GIRL GONE BAD tells the story of a teenage girl left alone for a weekend who turns the tables on an intruder and puts a real damper on his weekend plans. It’s the kind of film that, in an elevator pitch, might appeal to modern audiences: female-lead, victim-becomes-empowered; high-action gore-fest. The film’s trailer even does a fine job convincing potential audiences that’s what they’ll see. However, in the case of this home-invasion “thriller,” there are too many plots in the kitchen, as it were, and none of them are particularly exciting.
In GIRL GONE BAD, writer/director Kevin Schultz (SUBJECT 17) attempts to relay a story of female empowerment and victims turning the tables on their tormentors. Unfortunately, the film is tethered to unforgivably poor decision-making by its characters, repetitive, banal dialogue, and a complete lack of tension or suspense. After an efficient and surprising opening sequence, the film’s story quickly descends into working too hard to try and flip tropes we’ve seen a million times on their head. In the end, there are so many trope flips and plot twists it’s a wonder audiences don’t leave with whiplash.
As Samantha, our heroin-gone-bad, Alison Thornton (DARE ME) delivers an appropriate performance as a 16-year-old, who’s been given little to work with. While the character is confusing and her motives are ever-changing and unclear, Thornton does her best to brave these muddy waters and allows for a lead character who’s at least followable. Her pursuer, Les, portrayed by Nemo Cartwright (A HUMAN PLANET), manages to make a couple of strong choices throughout, which is a wonder considering the dialogue he’s been burdened with.
While the cinematography by James Clark is interesting, the film decides to cut away from its more gruesome moments — perhaps due to budgetary restraints — which is effective the first couple of times but becomes frustrating and repetitive at a point.

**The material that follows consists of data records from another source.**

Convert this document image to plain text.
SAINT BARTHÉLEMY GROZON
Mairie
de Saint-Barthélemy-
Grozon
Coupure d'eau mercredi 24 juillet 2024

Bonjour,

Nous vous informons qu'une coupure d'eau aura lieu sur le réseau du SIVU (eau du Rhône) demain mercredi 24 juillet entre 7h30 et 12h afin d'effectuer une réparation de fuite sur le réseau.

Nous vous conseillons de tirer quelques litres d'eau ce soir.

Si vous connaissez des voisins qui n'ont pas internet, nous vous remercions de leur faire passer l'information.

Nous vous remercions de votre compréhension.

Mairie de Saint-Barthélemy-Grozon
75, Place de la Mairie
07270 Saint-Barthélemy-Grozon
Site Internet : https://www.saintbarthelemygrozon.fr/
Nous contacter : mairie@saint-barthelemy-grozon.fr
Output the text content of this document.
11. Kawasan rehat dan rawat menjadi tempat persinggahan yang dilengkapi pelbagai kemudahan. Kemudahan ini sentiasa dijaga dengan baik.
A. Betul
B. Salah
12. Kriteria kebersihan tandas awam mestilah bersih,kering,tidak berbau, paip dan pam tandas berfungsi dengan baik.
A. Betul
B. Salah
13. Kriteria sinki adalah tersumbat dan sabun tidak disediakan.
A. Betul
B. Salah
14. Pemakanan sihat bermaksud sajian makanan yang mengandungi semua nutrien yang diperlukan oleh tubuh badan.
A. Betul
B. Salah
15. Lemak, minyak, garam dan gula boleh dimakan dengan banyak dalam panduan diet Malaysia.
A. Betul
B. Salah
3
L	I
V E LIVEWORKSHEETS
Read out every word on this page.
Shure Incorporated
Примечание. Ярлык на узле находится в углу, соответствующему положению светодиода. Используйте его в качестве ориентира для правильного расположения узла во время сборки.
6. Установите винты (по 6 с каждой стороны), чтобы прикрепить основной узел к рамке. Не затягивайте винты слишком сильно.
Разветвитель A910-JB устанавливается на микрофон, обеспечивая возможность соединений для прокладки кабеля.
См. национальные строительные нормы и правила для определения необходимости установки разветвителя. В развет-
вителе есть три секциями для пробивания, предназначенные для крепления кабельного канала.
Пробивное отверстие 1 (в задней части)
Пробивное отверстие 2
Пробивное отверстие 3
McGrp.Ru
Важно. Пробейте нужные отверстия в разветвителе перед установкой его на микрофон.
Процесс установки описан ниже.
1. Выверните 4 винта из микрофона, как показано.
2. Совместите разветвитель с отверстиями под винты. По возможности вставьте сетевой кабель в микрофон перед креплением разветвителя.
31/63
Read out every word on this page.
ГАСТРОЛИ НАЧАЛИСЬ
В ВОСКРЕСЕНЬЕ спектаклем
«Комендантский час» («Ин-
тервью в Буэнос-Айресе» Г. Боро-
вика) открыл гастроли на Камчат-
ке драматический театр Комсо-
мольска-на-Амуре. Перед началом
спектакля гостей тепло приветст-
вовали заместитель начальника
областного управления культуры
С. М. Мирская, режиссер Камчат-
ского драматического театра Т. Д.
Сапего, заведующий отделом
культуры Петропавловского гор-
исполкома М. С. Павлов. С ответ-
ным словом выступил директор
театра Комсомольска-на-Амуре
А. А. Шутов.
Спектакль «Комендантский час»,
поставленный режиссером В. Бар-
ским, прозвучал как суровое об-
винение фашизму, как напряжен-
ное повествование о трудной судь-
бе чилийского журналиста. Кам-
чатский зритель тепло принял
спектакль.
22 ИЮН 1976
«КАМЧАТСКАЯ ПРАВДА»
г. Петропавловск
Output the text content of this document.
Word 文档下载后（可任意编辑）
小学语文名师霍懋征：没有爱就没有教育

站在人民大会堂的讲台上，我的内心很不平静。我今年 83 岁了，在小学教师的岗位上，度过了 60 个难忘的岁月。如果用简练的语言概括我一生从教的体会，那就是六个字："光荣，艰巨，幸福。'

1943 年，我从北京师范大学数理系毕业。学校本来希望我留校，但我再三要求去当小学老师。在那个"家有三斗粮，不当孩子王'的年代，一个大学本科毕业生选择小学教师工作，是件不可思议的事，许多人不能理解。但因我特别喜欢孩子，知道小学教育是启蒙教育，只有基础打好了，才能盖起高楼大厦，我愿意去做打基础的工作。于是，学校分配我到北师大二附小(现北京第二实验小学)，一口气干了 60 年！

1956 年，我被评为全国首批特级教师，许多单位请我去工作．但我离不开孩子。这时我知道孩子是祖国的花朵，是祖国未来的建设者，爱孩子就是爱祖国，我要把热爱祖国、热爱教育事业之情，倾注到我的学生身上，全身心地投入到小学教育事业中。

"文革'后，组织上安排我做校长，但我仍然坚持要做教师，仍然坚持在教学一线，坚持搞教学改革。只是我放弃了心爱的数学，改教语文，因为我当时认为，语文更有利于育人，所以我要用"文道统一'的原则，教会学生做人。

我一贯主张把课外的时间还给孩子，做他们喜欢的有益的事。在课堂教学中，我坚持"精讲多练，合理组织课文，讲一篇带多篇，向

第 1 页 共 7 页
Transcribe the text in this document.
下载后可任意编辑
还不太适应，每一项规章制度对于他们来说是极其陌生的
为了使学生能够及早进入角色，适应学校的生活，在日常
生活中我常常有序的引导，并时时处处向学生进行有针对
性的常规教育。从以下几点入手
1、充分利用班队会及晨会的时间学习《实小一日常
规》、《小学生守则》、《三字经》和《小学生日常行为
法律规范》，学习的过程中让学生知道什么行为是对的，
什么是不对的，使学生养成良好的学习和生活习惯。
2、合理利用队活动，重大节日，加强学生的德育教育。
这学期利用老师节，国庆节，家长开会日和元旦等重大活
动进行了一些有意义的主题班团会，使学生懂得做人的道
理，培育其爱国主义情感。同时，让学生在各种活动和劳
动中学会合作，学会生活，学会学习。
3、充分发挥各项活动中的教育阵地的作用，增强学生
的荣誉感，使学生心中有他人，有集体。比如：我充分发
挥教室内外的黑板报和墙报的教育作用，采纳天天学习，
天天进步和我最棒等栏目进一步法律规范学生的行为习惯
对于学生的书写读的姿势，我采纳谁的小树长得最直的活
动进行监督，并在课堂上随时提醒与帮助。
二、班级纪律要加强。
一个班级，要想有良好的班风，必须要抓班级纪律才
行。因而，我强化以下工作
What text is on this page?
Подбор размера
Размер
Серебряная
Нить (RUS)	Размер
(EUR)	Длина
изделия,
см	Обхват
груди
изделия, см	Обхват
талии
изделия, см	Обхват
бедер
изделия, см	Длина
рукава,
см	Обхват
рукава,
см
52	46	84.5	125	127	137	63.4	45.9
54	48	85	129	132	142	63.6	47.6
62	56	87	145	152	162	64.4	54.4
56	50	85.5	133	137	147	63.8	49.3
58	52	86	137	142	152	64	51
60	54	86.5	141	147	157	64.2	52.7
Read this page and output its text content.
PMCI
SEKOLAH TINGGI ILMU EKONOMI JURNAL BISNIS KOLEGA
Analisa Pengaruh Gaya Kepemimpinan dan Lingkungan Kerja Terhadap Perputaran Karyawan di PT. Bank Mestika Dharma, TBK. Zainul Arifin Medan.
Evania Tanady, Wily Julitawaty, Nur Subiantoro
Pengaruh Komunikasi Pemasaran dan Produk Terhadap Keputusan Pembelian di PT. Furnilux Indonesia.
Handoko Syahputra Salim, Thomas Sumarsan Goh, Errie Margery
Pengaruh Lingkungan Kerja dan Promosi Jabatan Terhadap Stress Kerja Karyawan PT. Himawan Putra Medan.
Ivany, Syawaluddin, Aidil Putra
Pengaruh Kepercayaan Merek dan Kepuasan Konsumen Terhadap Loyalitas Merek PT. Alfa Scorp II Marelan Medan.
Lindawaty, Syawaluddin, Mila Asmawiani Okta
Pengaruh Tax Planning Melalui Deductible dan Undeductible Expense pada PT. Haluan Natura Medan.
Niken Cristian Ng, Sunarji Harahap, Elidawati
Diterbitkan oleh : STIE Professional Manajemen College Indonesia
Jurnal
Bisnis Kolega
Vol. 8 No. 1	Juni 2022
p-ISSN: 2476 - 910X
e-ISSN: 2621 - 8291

GIRL GONE BAD, originally entitled GUILTLESS, is an unfortunate circumstance of attempting too many themes without clearly stating any of them. Our lead, Samantha, is never given a fair chance at conveying why she makes her choices. She simply does, and we’re expected to go along with them. Distracting flashbacks do little to back up her decision-making, and we’re left with uninteresting back-and-forths between her and her assailant. The assailant’s motives are just as confusing and distracting. In the end, audiences are left with no one to sympathize with and no one to root for.
GIRL GONE BAD is the unfortunate sort of movie that leaves audiences scratching their heads and wanting their 91 minutes back. Heed this warning: the film’s title says it all.
GIRL GONE BAD is available to miss on VOD.